Selon les données de la Direction de la recherche et de la planification de l’eau, les retenues nationales s’établissaient à 11.681,67 millions de m³ au 18 août, contre 12.953 millions de m³ trois mois auparavant. Le taux de remplissage national est ainsi passé de 76 % à 68,6 %, soit une baisse de plus de sept points.
La Moulouya parmi les bassins les plus touchés
La baisse concerne l’ensemble des bassins hydrauliques, avec des écarts importants selon les régions.
La Moulouya enregistre l’un des reculs les plus marqués, avec un taux de remplissage passé de 73,7 % à 57,73 %. Ses réserves ont diminué de 517,3 à 404,97 millions de m³.
Le Tensift a également perdu plus de 12 points, passant de 95 % à 82,71 %, tandis que le Loukkos est passé de 92 % à 81,24 %. Le bassin du Guir-Ziz-Ghris recule de 51,5 % à 40,96 %.
Le Bouregreg affiche pour sa part un taux de remplissage de 80,65 %, contre 90,2 % à la mi-mai.

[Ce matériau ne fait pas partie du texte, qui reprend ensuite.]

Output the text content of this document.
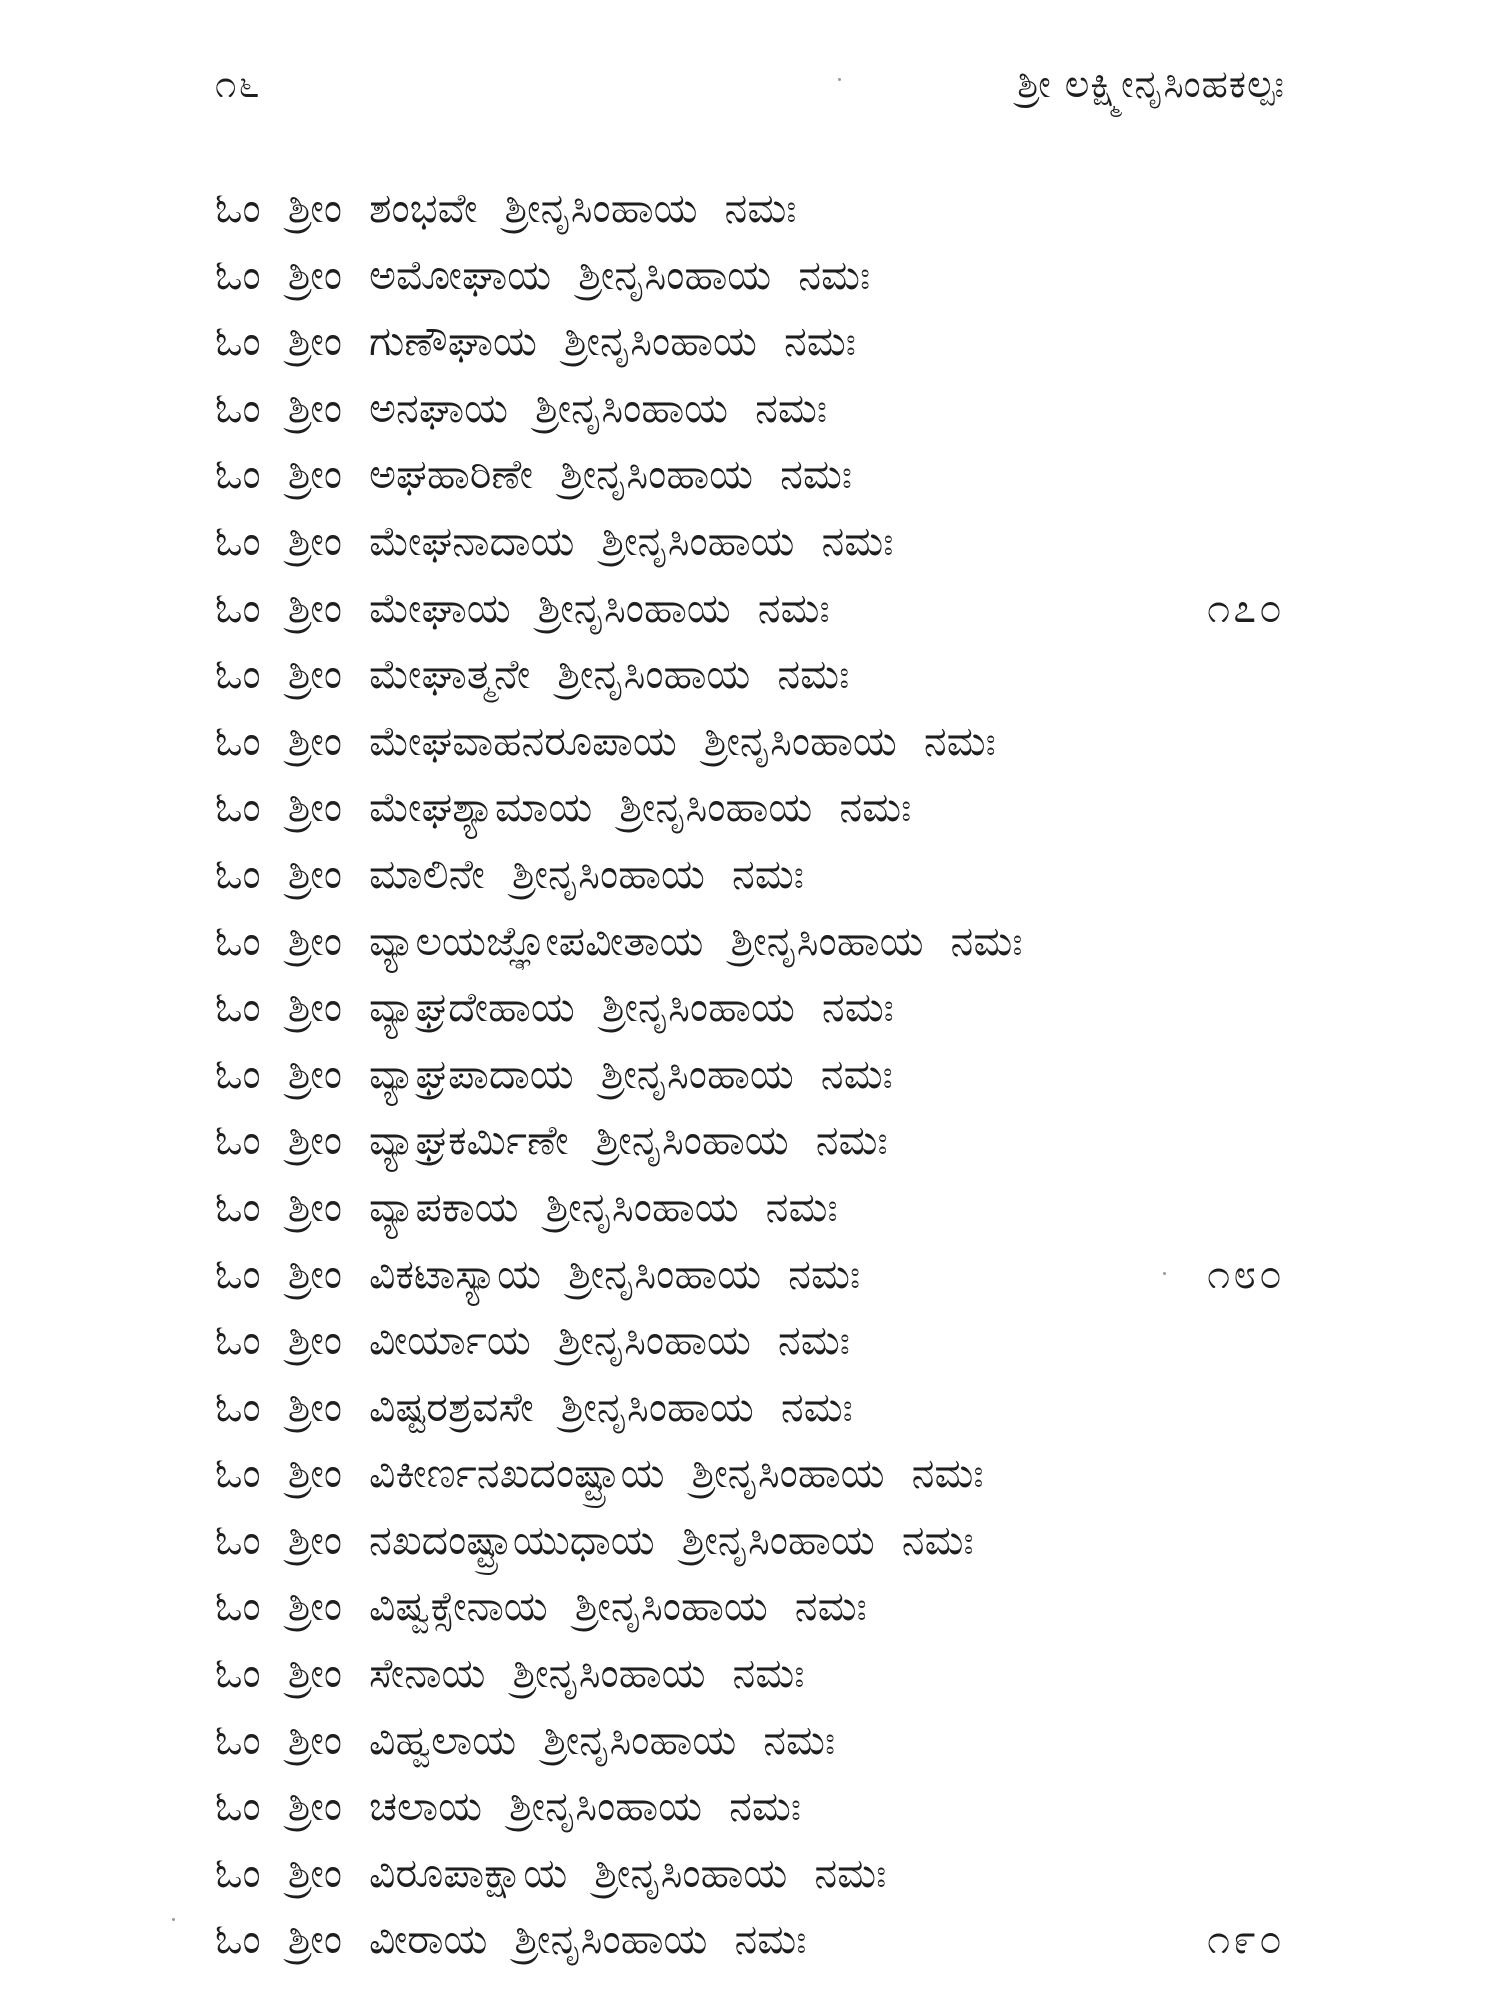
೧೬	ಶ್ರೀ ಲಕ್ಷ್ಮೀನೃಸಿಂಹಕಲ್ಪಃ
ಓಂ ಶ್ರೀಂ ಶಂಭವೇ ಶ್ರೀನೃಸಿಂಹಾಯ ನಮಃ
ಓಂ ಶ್ರೀಂ ಅಮೋಘಾಯ ಶ್ರೀನೃಸಿಂಹಾಯ ನಮಃ
ಓಂ ಶ್ರೀಂ ಗುಣೌಘಾಯ ಶ್ರೀನೃಸಿಂಹಾಯ ನಮಃ
ಓಂ ಶ್ರೀಂ ಅನಘಾಯ ಶ್ರೀನೃಸಿಂಹಾಯ ನಮಃ
ಓಂ ಶ್ರೀಂ ಅಘಹಾರಿಣೇ ಶ್ರೀನೃಸಿಂಹಾಯ ನಮಃ
ಓಂ ಶ್ರೀಂ ಮೇಘನಾದಾಯ ಶ್ರೀನೃಸಿಂಹಾಯ ನಮಃ
ಓಂ ಶ್ರೀಂ ಮೇಘಾಯ ಶ್ರೀನೃಸಿಂಹಾಯ ನಮಃ	೧೭೦
ಓಂ ಶ್ರೀಂ ಮೇಘಾತ್ಮನೇ ಶ್ರೀನೃಸಿಂಹಾಯ ನಮಃ
ಓಂ ಶ್ರೀಂ ಮೇಘವಾಹನರೂಪಾಯ ಶ್ರೀನೃಸಿಂಹಾಯ ನಮಃ
ಓಂ ಶ್ರೀಂ ಮೇಘಶ್ಯಾಮಾಯ ಶ್ರೀನೃಸಿಂಹಾಯ ನಮಃ
ಓಂ ಶ್ರೀಂ ಮಾಲಿನೇ ಶ್ರೀನೃಸಿಂಹಾಯ ನಮಃ
ಓಂ ಶ್ರೀಂ ವ್ಯಾಲಯಜ್ಞೋಪವೀತಾಯ ಶ್ರೀನೃಸಿಂಹಾಯ ನಮಃ
ಓಂ ಶ್ರೀಂ ವ್ಯಾಘ್ರದೇಹಾಯ ಶ್ರೀನೃಸಿಂಹಾಯ ನಮಃ
ಓಂ ಶ್ರೀಂ ವ್ಯಾಘ್ರಪಾದಾಯ ಶ್ರೀನೃಸಿಂಹಾಯ ನಮಃ
ಓಂ ಶ್ರೀಂ ವ್ಯಾಘ್ರಕರ್ಮಿಣೇ ಶ್ರೀನೃಸಿಂಹಾಯ ನಮಃ
ಓಂ ಶ್ರೀಂ ವ್ಯಾಪಕಾಯ ಶ್ರೀನೃಸಿಂಹಾಯ ನಮಃ
ಓಂ ಶ್ರೀಂ ವಿಕಟಾಸ್ಯಾಯ ಶ್ರೀನೃಸಿಂಹಾಯ ನಮಃ	೧೮೦
ಓಂ ಶ್ರೀಂ ವೀರ್ಯಾಯ ಶ್ರೀನೃಸಿಂಹಾಯ ನಮಃ
ಓಂ ಶ್ರೀಂ ವಿಷ್ಟರಶ್ರವಸೇ ಶ್ರೀನೃಸಿಂಹಾಯ ನಮಃ
ಓಂ ಶ್ರೀಂ ವಿಕೀರ್ಣನಖದಂಷ್ಟ್ರಾಯ ಶ್ರೀನೃಸಿಂಹಾಯ ನಮಃ
ಓಂ ಶ್ರೀಂ ನಖದಂಷ್ಟ್ರಾಯುಧಾಯ ಶ್ರೀನೃಸಿಂಹಾಯ ನಮಃ
ಓಂ ಶ್ರೀಂ ವಿಷ್ವಕ್ಸೇನಾಯ ಶ್ರೀನೃಸಿಂಹಾಯ ನಮಃ
ಓಂ ಶ್ರೀಂ ಸೇನಾಯ ಶ್ರೀನೃಸಿಂಹಾಯ ನಮಃ
ಓಂ ಶ್ರೀಂ ವಿಹ್ವಲಾಯ ಶ್ರೀನೃಸಿಂಹಾಯ ನಮಃ
ಓಂ ಶ್ರೀಂ ಚಲಾಯ ಶ್ರೀನೃಸಿಂಹಾಯ ನಮಃ
ಓಂ ಶ್ರೀಂ ವಿರೂಪಾಕ್ಷಾಯ ಶ್ರೀನೃಸಿಂಹಾಯ ನಮಃ
ಓಂ ಶ್ರೀಂ ವೀರಾಯ ಶ್ರೀನೃಸಿಂಹಾಯ ನಮಃ	೧೯೦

Le Sebou, qui constitue la première réserve hydraulique du Royaume, résiste davantage. Son taux de remplissage est passé de 88,4 % à 81,59 %, tandis que son stock s’établit à 4.381,72 millions de m³. Malgré cette baisse, le bassin a enregistré la plus importante diminution en volume, avec environ 366 millions de m³ de réserves en moins.
Les grands barrages restent globalement bien remplis
Parmi les principaux ouvrages du Royaume, Al Wahda, le plus grand réservoir national, affiche encore un taux de remplissage de 85,64 %, contre 88 % à la mi-mai, avec près de 2.956 millions de m³ stockés.
Al Massira, deuxième plus grand barrage du pays, reste à 40,61 %, contre 42 % trois mois auparavant, soit environ 1.076 millions de m³ de réserves.
Sur l’Oum Er Rbia, Bin El Ouidane est passé de 94 % à 84,18 %, tandis qu’Ahmed El Hansali s’établit à 80,61 % et Hassan Ier à 91,49 %.
Du côté du Sebou, la baisse est plus importante pour certains ouvrages. Idriss Ier est passé de 95 % à 77,60 %, soit près de 194 millions de m³ de moins. El Kansera a reculé de 91 % à 73,51 %, tandis que Sidi Mohammed Ben Abdellah affiche désormais un taux de 76,75 %.
Des bassins toujours sous pression
Les réserves restent particulièrement faibles dans certains bassins du Sud.
Le Souss-Massa affiche un taux de remplissage de 49,38 %, contre 54,7 % à la mi-mai, avec environ 357 millions de m³ disponibles. Le Draâ-Oued Noun ne dépasse pas 32,73 %, tandis que le Guir-Ziz-Ghris s’établit à 40,96 %.
Parmi les principaux ouvrages, Mansour Eddahbi affiche un taux de 38,93 %, Hassan Addakhil 55,26 %, Kadoussa 27,98 % et Sultan Moulay Ali Cherif seulement 19,46 %.
Quelques barrages font toutefois exception à la tendance générale. Hassan II, dans le bassin de la Moulouya, a légèrement progressé, passant de 57 % à 57,68 %. Le barrage Agdez a également vu son taux de remplissage augmenter, de 35 % à 38,98 %.
Des réserves toujours largement supérieures à 2025
Malgré le recul enregistré durant les mois d’été, la situation demeure nettement plus favorable que l’année précédente.
Au 18 août 2025, le taux de remplissage national n’était que de 34,49 %, contre 68,6 % actuellement. Les réserves des barrages marocains sont donc aujourd’hui près de deux fois supérieures à leur niveau de l’an dernier à la même période.
Cette marge de sécurité offre au Royaume une situation hydrique plus confortable à l’approche des prochains mois, même si la consommation estivale et les effets des fortes chaleurs continuent de peser sur les réserves.